J Walczak, Kraków, Poland
Stalinism was much worse than nazizm. Not only the body count supports that, but also a terrible scars on human minds.
Hitler never wanted citizens of conquered countries to march and cheer his portraits, which was the case in every country of the Communist bloc. That speaks for itself.
That woman, who sentenced Polish patriots to death, should be extradicted to Poland, convicted and imprisoned years ago.
Pawel, Warszawa, Poland
If there is evidence that she committed these terrible acts then she should be made to stand trial. I am appalled at Britain's attempts to assist her to evade justice.
How can Britain ask for Litvinenko's suspected killer to be extradited if they refuse the same type of request from an E U state.
Living in a former communist country the evidence of their repression and brutality is everywhere. That their own citizens carried out these terrible crimes to their fellow countrymen does not make any difference to the purpetrator's guilt or innocence.
Britain's role in the post wartime treatment of Polish officers is already something which we have to squirm over. Now we are shielding this woman from justice. Send her back to this E U country - or are the Government saying the there is no justice in our E U cousin's countries?
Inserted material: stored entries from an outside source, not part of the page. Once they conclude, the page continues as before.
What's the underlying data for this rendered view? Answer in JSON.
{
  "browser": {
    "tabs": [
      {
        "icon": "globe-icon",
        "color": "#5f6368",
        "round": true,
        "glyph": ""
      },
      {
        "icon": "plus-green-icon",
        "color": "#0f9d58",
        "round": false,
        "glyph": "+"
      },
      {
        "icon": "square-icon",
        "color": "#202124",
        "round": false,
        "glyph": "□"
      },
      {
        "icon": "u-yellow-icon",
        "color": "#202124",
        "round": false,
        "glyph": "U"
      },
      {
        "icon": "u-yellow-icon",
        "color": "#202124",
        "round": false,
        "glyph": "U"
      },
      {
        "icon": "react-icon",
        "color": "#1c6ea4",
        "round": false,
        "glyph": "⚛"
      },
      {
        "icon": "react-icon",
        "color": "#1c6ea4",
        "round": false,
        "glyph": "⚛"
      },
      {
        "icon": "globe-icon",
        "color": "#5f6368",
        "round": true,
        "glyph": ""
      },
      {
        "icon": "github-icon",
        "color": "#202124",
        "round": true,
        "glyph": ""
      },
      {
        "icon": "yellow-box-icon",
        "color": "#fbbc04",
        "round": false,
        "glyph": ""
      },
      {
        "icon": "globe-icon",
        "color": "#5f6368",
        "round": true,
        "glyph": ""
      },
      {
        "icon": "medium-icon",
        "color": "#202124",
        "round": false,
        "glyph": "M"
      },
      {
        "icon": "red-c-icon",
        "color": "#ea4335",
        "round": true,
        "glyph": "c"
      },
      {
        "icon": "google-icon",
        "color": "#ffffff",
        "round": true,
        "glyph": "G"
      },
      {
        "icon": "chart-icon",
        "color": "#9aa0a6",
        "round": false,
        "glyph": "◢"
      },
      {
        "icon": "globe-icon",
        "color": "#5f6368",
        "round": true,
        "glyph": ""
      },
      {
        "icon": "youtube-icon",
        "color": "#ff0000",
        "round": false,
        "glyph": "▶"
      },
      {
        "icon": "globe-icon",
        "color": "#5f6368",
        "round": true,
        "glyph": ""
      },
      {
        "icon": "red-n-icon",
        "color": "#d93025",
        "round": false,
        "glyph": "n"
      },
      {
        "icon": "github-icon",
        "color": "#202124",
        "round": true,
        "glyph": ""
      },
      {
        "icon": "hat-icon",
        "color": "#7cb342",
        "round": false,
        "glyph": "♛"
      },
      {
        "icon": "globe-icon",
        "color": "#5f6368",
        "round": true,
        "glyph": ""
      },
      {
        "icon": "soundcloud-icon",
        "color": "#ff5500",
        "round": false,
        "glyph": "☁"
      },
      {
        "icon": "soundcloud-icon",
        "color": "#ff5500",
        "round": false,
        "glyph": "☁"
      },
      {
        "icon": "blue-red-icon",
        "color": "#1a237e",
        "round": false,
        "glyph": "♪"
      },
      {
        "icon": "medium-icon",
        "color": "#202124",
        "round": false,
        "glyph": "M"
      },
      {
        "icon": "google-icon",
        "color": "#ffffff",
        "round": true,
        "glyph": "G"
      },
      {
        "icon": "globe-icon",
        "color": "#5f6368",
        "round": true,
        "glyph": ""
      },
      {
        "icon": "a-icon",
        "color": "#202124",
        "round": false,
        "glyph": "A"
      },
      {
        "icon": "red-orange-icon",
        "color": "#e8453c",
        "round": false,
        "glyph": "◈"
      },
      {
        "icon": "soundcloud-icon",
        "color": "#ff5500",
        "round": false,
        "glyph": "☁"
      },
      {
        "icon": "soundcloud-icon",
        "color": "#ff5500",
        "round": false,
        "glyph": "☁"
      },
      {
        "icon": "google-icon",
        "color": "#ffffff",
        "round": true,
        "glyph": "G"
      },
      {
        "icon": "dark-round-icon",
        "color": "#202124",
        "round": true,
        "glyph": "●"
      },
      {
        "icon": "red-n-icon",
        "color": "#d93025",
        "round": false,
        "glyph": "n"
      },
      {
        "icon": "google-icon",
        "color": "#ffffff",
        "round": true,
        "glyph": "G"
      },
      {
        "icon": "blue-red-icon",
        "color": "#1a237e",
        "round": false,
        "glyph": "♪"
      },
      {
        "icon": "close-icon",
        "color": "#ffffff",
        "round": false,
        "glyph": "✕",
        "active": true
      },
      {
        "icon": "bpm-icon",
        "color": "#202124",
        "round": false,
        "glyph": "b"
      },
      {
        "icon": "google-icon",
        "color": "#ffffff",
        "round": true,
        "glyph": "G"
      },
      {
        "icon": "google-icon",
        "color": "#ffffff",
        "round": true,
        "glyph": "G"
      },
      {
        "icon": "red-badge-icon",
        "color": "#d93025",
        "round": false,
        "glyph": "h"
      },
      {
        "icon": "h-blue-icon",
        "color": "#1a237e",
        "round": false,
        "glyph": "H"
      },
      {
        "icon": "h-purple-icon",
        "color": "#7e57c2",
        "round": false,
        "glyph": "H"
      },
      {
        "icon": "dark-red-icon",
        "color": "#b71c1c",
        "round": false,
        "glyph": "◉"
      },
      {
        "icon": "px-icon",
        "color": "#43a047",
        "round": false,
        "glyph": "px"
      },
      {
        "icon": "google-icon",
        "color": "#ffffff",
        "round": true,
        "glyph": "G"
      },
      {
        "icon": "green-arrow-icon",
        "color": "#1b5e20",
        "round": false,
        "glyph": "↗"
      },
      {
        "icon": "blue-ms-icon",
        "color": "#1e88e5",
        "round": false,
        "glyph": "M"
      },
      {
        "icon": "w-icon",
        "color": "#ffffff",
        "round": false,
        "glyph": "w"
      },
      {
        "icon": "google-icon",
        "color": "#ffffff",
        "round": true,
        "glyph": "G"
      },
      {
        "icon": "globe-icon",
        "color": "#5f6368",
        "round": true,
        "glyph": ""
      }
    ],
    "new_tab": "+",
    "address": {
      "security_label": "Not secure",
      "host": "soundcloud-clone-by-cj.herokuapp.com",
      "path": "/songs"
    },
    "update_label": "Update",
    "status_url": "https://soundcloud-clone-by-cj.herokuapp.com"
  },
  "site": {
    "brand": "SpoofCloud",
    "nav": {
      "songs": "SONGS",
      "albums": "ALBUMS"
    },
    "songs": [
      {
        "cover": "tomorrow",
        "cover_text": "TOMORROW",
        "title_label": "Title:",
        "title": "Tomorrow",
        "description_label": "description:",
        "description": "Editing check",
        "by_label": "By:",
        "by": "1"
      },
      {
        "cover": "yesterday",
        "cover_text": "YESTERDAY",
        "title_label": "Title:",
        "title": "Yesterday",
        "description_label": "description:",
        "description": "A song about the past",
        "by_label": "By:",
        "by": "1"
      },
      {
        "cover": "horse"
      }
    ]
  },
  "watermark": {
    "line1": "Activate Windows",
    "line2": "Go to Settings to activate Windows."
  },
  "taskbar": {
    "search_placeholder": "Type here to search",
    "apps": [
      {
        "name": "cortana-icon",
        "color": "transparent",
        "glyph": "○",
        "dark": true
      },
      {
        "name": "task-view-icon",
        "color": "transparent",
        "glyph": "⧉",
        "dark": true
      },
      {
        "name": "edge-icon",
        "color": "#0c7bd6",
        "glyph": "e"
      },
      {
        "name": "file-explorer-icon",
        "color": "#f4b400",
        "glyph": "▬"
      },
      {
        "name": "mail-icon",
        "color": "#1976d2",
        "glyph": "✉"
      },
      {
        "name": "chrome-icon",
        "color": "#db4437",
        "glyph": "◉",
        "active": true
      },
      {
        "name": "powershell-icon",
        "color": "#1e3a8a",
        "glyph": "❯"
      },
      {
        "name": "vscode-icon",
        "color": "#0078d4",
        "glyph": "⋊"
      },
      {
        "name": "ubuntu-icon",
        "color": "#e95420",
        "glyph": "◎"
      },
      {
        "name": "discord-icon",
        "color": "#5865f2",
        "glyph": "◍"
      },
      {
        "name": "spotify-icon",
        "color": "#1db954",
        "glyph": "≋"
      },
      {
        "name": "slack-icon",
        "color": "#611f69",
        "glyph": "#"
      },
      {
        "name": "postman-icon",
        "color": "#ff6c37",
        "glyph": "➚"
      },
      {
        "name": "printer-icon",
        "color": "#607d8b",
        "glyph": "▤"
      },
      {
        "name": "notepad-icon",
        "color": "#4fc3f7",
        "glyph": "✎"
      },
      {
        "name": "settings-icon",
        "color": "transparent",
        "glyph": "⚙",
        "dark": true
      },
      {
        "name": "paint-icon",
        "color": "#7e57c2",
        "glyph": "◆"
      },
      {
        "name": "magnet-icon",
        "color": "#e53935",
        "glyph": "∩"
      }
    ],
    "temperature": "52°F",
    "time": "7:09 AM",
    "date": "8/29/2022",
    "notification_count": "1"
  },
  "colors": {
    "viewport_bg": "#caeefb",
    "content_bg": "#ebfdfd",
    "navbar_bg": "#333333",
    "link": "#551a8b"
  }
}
Her suggestion of anti-semitism is beneath contempt. Another arrogant communist declaring that the World will never bring her to book.
Riley, Kiev, Ukraine
Poland had a 2 similar requests turned down by Israel for the extradition of Salomon Morel, a Communist accused of brutalities in post-war Poland. He died of natural causes in Tel Aviv in February this year having avoided any form of justice.
Arild, Sandefjord, Norge
And all of those, colaborating voluntarily with comunists, claim their innocence. They put ordinary people to torture sent to siberian work camps and afterwards say: "hey, be resonable, this were the times, we are inocent. We followed orders."
Witold, Lodnon, UK
extradite now
Marc, London,
It is about time prosecutor Wolinska faces justice.
She should be also stripped of her British citizenship.
Send her to Poland on the next plane !
Jack, Vancouver, Canada
The spinelessness of the Brits makes me sick. Just because someone is old they are not responsible for the crimes they have committed? If Hitler or any other Nazi lived in the UK now, and was in his 90s, he would be left alone because you really cannot try an old guy, can you? I don't know if she is guilty, that is for the court to establish. One of conditions of Poland's joining the EU was the impartiality of the country's judicial system.
Playing the anti-semitic card is just typical. Of course, all the Poles are a bunch of antisemites who are just out to get her because she is Jewish, not because she is possibly a criminal responsible for the deaths of a number of the resistance heroes. Lets not forget those resistance fighters risked their lives to fight the Nazis, the people who thought that Wolinka, all the Jews, and Poles, and Russians, and basically everyone but them, were subhumans.
If someone is a criminal they have to face justice, whether they are 20 or 100 years old.
Jacek, Winnipeg, Canada
Stalinism was as bad as the Nazis. It doesn't matter how long ago this was.
Liz, London,
so if a Jewish person is involved in a muder / unlawful killing, then to bring them to account for it is anti-Semitic? What, do they have immunity from justice?